Early water-status indicators under combined metal toxicity and drought in tomato leaves

Soil contamination by heavy metals, intensified by climate change, poses a growing threat to plant water relations and photosynthetic function. This study assessed the physiological responses of Solanum lycopersicum L. to two non-essential heavy metals (lead and arsenic) and one essential metal (nickel), under well-watered and drought–re-irrigation conditions. Each metal was tested at two concentrations. While plant height and leaf number were unaffected, lead and arsenic significantly reduced leaf area and shoot/root biomass, unlike nickel, which preserved these traits. Leaf mass area and dry matter content declined under lead and arsenic (up to −50% and −10%, respectively), but increased under nickel (up to +50% and +20%).
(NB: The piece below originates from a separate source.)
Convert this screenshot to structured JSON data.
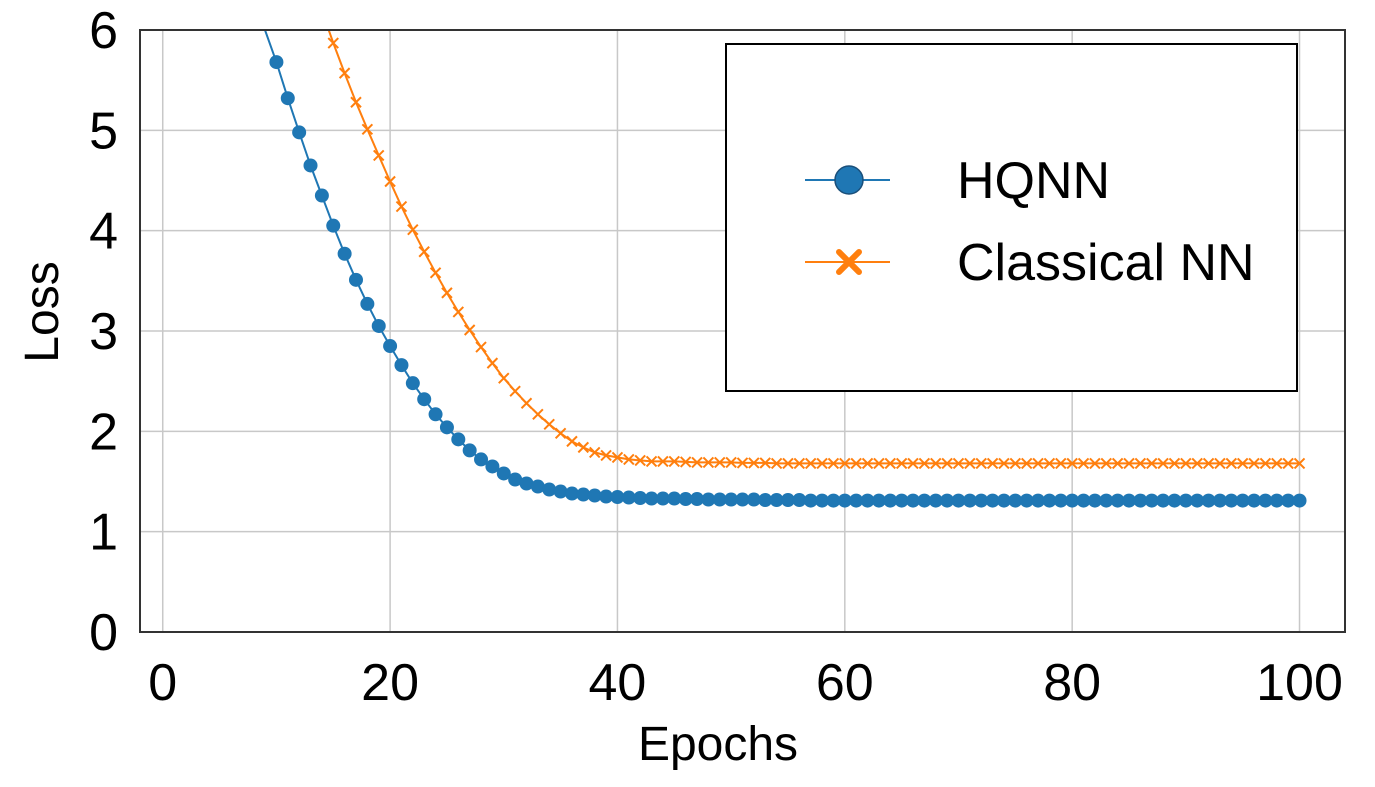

Nickel also induced a more negative turgor loss point, indicating enhanced dehydration tolerance. Despite unchanged leaf hydraulic conductance under non-limiting water, metal exposure impaired membrane stability and increased dehydration sensitivity. Plants subjected to heavy metals showed earlier loss of leaf rehydration capacity and PSII efficiency at higher relative water content (RWC) compared to controls. Specifically, RWC thresholds for 10% loss in rehydration capacity (RWCPLRC10) and PSII function (RWCPLYP10) were increased by up to 20 and 10 percentile points, respectively. Membrane damage, assessed via electrolyte leakage, was exacerbated but not strongly predictive of functional decline. During drought recovery, high concentrations of all metals, especially lead and arsenic, hindered water status and gas exchange restoration. These findings elucidate the mechanisms by which heavy metals disrupt plant water relations and photosynthesis. RWC-based thresholds emerge as sensitive early markers of irreversible damage, supporting their application in physiological monitoring under combined metal toxicity and drought stress.